The film opens with a series of Manhattan aerial shots, clearly the result of the then-stellar MGM bankroll. Cut to a New York slice-of-life montage, narrated in voiceover by the NYPD homicide chief who describes the city as “an architectural jungle where fabulous wealth and the deepest squalor live side by side.” This dash of cultural realism echoes the documentary elements previously seen in the L.A.-centric He Walked By Night, which also seems to have influenced Side Street’s multifaceted narrative structure. While initially set up as a story told from the chief’s point of view, Side Street quickly evolves into an intricate series of plot lines and a revolving set of characters representing the ever expanding and often intersecting problems that walk the city streets. This particular set of New York problems begins with a well to do businessman withdrawing $30 000 from the bank, the payoff for a honey trap blackmail scheme orchestrated by Backett, a crooked lawyer, his ex-con client George Garsell and doomed front girl Lucky Colner. Farley Granger is our hero, Joe Norson, a part-time mailman who dreams of a mink coat and a better life for his pregnant wife. The lure of $200 dropped on the floor of Backett’s office during his daily delivery proves to be too much for Joe, prompting him to seize opportunity when he later discovers the office to be unlocked and empty. Joe breaks open the filing cabinet and steals what he thinks is the $200, only to find that he’s instead come away with the $30 000 payoff. This ill-conceived theft sets off a chain of events that soon finds Joe on the run as a murder suspect, blindly conducting his own investigation and dodging Garsell, who will stop at nothing to retrieve his money and settle the score.

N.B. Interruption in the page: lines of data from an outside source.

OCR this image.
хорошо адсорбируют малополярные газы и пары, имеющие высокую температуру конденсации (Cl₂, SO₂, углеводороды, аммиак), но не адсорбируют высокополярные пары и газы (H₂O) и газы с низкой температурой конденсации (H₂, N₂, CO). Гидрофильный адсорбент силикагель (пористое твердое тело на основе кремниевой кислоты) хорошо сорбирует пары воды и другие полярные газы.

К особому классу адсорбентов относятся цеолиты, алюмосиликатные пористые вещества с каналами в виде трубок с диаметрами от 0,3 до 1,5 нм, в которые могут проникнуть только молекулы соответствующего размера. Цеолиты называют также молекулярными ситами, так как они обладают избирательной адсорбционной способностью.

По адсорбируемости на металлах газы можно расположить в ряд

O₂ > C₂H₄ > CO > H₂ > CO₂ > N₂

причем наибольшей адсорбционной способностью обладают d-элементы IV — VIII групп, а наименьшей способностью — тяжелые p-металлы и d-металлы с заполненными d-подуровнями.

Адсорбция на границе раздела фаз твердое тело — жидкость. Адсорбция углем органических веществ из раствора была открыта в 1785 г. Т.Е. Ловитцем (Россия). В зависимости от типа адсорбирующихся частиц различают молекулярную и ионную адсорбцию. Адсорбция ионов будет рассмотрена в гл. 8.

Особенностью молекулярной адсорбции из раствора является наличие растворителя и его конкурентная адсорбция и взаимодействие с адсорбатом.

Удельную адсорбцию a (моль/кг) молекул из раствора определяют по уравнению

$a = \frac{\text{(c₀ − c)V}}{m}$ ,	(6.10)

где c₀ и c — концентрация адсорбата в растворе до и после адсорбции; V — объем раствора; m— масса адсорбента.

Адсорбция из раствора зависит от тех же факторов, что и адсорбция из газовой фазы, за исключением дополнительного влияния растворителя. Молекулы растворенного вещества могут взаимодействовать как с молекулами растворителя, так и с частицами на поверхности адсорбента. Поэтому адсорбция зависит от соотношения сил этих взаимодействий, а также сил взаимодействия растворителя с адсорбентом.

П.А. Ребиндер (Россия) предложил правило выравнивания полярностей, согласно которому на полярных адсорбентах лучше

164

Side Street is unfortunately saddled with a few noticeable narrative and formal inconsistencies — the chief’s voiceover returns during the theft scene to describe and justify what’s going through Joe’s mind, a clumsily wrought device that smacks of post-production afterthought. In the hands of any other director, Side Street would have been instantly forgotten with its formulaic plot and half-baked narrative devices, but once again Mann offsets an unpromising script with a first rate cinematographer. Gaslight’s Joseph Ruttenberg expands on Mann’s signature visual flair with a series of beautifully lit close-ups and inventive framing that incorporates set design into shot set-up. Side Street also benefits from a crackerjack cast that includes Granger’s They Live By Night co-star Cathy O’Donnell, who brings a dose of fresh-faced realism to her role as Joe’s unwaveringly loyal wife. The inestimable Jean Hagen appears far too late in the action as a smalltime nightclub singer-cum-gun moll brought down by her fondness for the bottle and Garsell. As the narrative linchpin who brings Joe and Garsell together for the final showdown, Hagen’s performance is the third act shot in the arm Side Street needs, but she is sacrificed too soon, another victim in Garsell’s never-ending trail of bodies.

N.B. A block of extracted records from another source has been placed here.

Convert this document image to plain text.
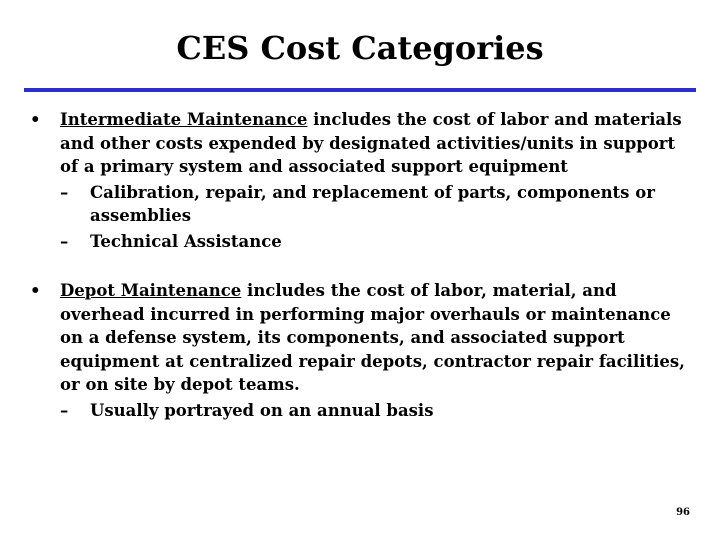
CES Cost Categories
• Intermediate Maintenance includes the cost of labor and materials and other costs expended by designated activities/units in support of a primary system and associated support equipment
– Calibration, repair, and replacement of parts, components or assemblies
– Technical Assistance
• Depot Maintenance includes the cost of labor, material, and overhead incurred in performing major overhauls or maintenance on a defense system, its components, and associated support equipment at centralized repair depots, contractor repair facilities, or on site by depot teams.
– Usually portrayed on an annual basis
96
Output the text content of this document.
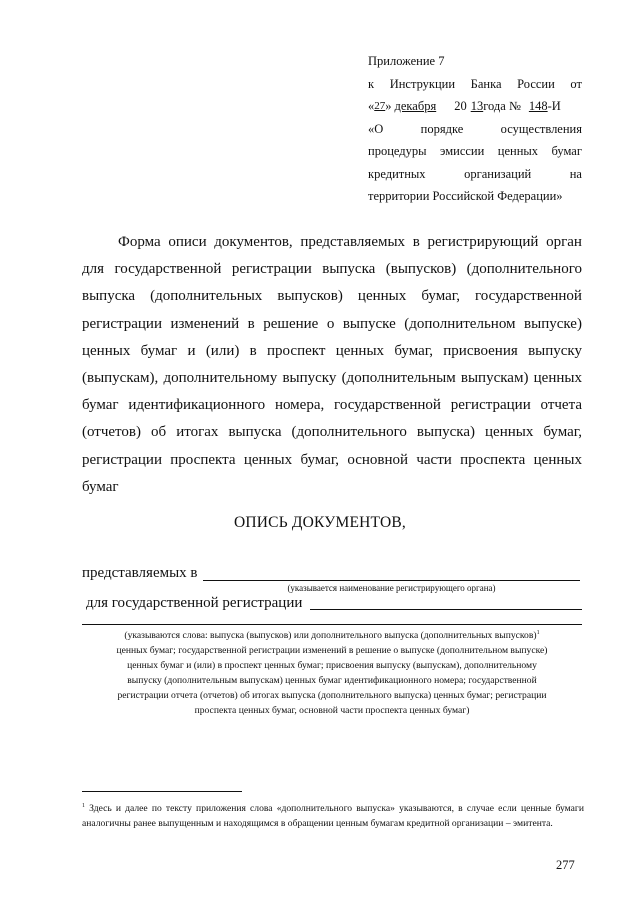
Приложение 7
к Инструкции Банка России от
« 27 » декабря	20 13 года № 148 -И
«О	порядке	осуществления
процедуры эмиссии ценных бумаг
кредитных	организаций	на
территории Российской Федерации»
Форма описи документов, представляемых в регистрирующий орган
для государственной регистрации выпуска (выпусков) (дополнительного
выпуска (дополнительных выпусков) ценных бумаг, государственной
регистрации изменений в решение о выпуске (дополнительном выпуске)
ценных бумаг и (или) в проспект ценных бумаг, присвоения выпуску
(выпускам), дополнительному выпуску (дополнительным выпускам) ценных
бумаг идентификационного номера, государственной регистрации отчета
(отчетов) об итогах выпуска (дополнительного выпуска) ценных бумаг,
регистрации проспекта ценных бумаг, основной части проспекта ценных
бумаг
ОПИСЬ ДОКУМЕНТОВ,
представляемых в
(указывается наименование регистрирующего органа)
для государственной регистрации
(указываются слова: выпуска (выпусков) или дополнительного выпуска (дополнительных выпусков)$^1$
ценных бумаг; государственной регистрации изменений в решение о выпуске (дополнительном выпуске)
ценных бумаг и (или) в проспект ценных бумаг; присвоения выпуску (выпускам), дополнительному
выпуску (дополнительным выпускам) ценных бумаг идентификационного номера; государственной
регистрации отчета (отчетов) об итогах выпуска (дополнительного выпуска) ценных бумаг; регистрации
проспекта ценных бумаг, основной части проспекта ценных бумаг)
$^1$ Здесь и далее по тексту приложения слова «дополнительного выпуска» указываются, в случае если ценные бумаги аналогичны ранее выпущенным и находящимся в обращении ценным бумагам кредитной организации – эмитента.
277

Side Street culminates in a textbook car chase scene that makes full use of the narrow streets and alleyways of the Financial District, the old Third Avenue El train lumbering in the background. Joe, held at gunpoint in Garsell’s runaway taxicab, personifies the anxiety-filled claustrophobia brought on by the oppressive urban architecture. After a shootout in front of the Federal Hall, Garsell is finally defeated and Joe is wheeled away in a stretcher with the promise of a full recovery and the sympathetic ear of the law. The city’s moral balance is restored by another job well done by the NYPD, and the class divide remains reassuringly constant — the rich stay safely rich in the towers of Central Park West, and the poor stay poor as the price for their honesty.